I think you’re supposed to come with me.
I swallow, feeling like I might be sick again. I had told him before that he was my flinch that night. That I had planned to take my own life, and just like when he flinched against the empty gun pressed against his head when he tried to commit suicide, he had been my flinch.
But he wasn’t my flinch. He was my fuck-up.
“Where is my brother?” I ask again.
Nicolas winks at me. “Not a yes or no, Sid.”
I want to say,Fuck you, but I don’t. Instead, I run my tongue over my teeth and give him a small nod. “Right.” I sigh. “Have you been in contact with him since the hotel burned down?”
“Yes.” Not surprising in the least. I wonder who burned down with it, and I think of Trey, Monica, Chastity. But I don’t ask. Death has been in my life for a long, long time. I blame that on why I can’t feel how I should about it. Maybe the truth is worse, though. It usually always is. Maybe I’m as psychotic as my brother.
“Do you know he came to see me a few nights ago?”
Nicolas arches a brow. “No.”
Maybe they’re not as close as I thought. Maybe Jeremiah likes to keep his deepest sins in the dark.
I take a deep breath. Two questions left. I need to make them count.
“Do you know why the 6 or the Unsaints would be looking for me?”
He stares at me a moment, as if he’s studying me. But he has to know something. He was with my brother before Jeremiah even had the stupid Order of Rain. They were, at least in my eyes, best friends. But maybe they really weren’t. Maybe Nicolas was really just an employee. One that had his boss’s back to the end, to the point that he would lie to me about who really assaulted me that night of Lover’s Death.
“No,” he answers after a long moment.
Do I believe him? I don’t know.
I keep my gaze on his and finally he shrugs. “I know they want you. I don’t know why.”
Makes two of us.
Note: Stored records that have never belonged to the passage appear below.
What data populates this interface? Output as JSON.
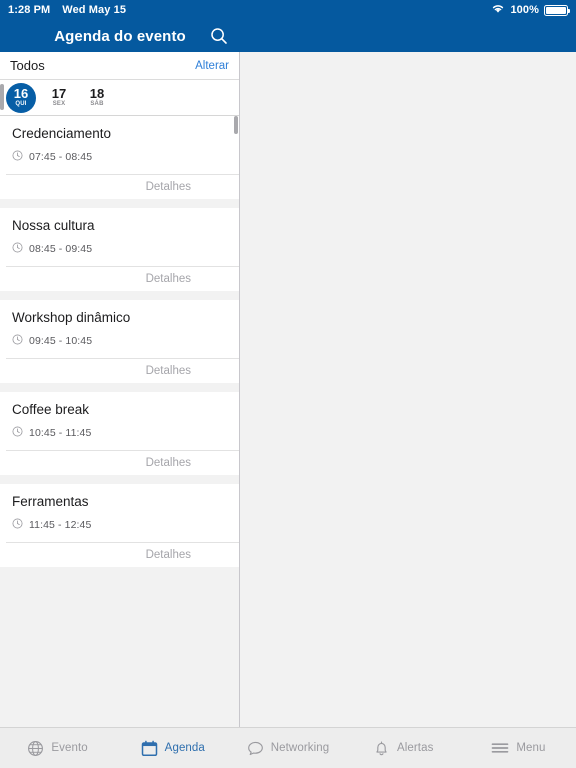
{
  "status_bar": {
    "time": "1:28 PM",
    "date": "Wed May 15",
    "wifi_icon": "wifi-icon",
    "battery_percent": "100%",
    "battery_icon": "battery-icon"
  },
  "nav": {
    "title": "Agenda do evento",
    "search_icon": "search-icon"
  },
  "filter": {
    "label": "Todos",
    "action_label": "Alterar"
  },
  "dates": [
    {
      "day": "16",
      "weekday": "QUI",
      "selected": true
    },
    {
      "day": "17",
      "weekday": "SEX",
      "selected": false
    },
    {
      "day": "18",
      "weekday": "SÁB",
      "selected": false
    }
  ],
  "sessions": [
    {
      "title": "Credenciamento",
      "time": "07:45 - 08:45",
      "clock_icon": "clock-icon",
      "details_label": "Detalhes"
    },
    {
      "title": "Nossa cultura",
      "time": "08:45 - 09:45",
      "clock_icon": "clock-icon",
      "details_label": "Detalhes"
    },
    {
      "title": "Workshop dinâmico",
      "time": "09:45 - 10:45",
      "clock_icon": "clock-icon",
      "details_label": "Detalhes"
    },
    {
      "title": "Coffee break",
      "time": "10:45 - 11:45",
      "clock_icon": "clock-icon",
      "details_label": "Detalhes"
    },
    {
      "title": "Ferramentas",
      "time": "11:45 - 12:45",
      "clock_icon": "clock-icon",
      "details_label": "Detalhes"
    }
  ],
  "tabs": [
    {
      "label": "Evento",
      "icon": "globe-icon",
      "active": false
    },
    {
      "label": "Agenda",
      "icon": "calendar-icon",
      "active": true
    },
    {
      "label": "Networking",
      "icon": "chat-bubble-icon",
      "active": false
    },
    {
      "label": "Alertas",
      "icon": "bell-icon",
      "active": false
    },
    {
      "label": "Menu",
      "icon": "hamburger-icon",
      "active": false
    }
  ],
  "colors": {
    "brand_blue": "#05599f",
    "accent_link": "#2f7fd8",
    "tab_active": "#2f6fae",
    "list_background": "#f2f2f2"
  }
}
Last question. “Was I born in California?”
He frowns, and I already know the answer before he says it. “I don’t know.” He shakes his head, our game over. “Why?”
Because if Ria’s lecture was accurate, that means the Malikovs have been in North Carolina for a long, long time. And neither Jeremiah nor I were born here, so how could they know me? As far as I know, none of my foster parents—sick or sane—were in a secret cult.
Take care of it.
The man with blue eyes, the son with the same ones. The latter of whom was my angel.
I blink the memory away. It isn’t real. None of that is real. Not anymore.
And even if it was…what the fuck could I possibly be to any of them? What they are to me? My worst fucking nightmares?
I close my eyes, leaning back on Nicolas’s couch, and all I see is Lucifer’s face that first night we met. My devil, not bothering with a disguise.
“You tired, Sidney?”
I shoot Nicolas the bird without opening my eyes. “Yeah, Nicky. I’m always fucking tired.”
* * *
When I wakeup to the sounds of a familiar voice in the living room, outside of the guest bedroom Nicolas put me up in, I realize I should have known. I realize I was an idiot, once again, for trusting a boy that doesn’t deserve to be trusted. That no matter how much Nicolas might pretend to care for me, his loyalties lie with Jeremiah Rain, and they always will.
My eyes dart to the blade on the dresser, one Nicolas loaned to me because clearly, he’s a fucking fool. Holding my breath, I throw off the sheets and slide my feet to the floor, distributing my weight evenly on tiptoes, not wanting the floor to creak beneath me. But my brother is still talking, so the sound of his own voice should drown out any sounds from me. He always did like to hear himself talk.
I swipe the knife from the dresser, flick the blade free.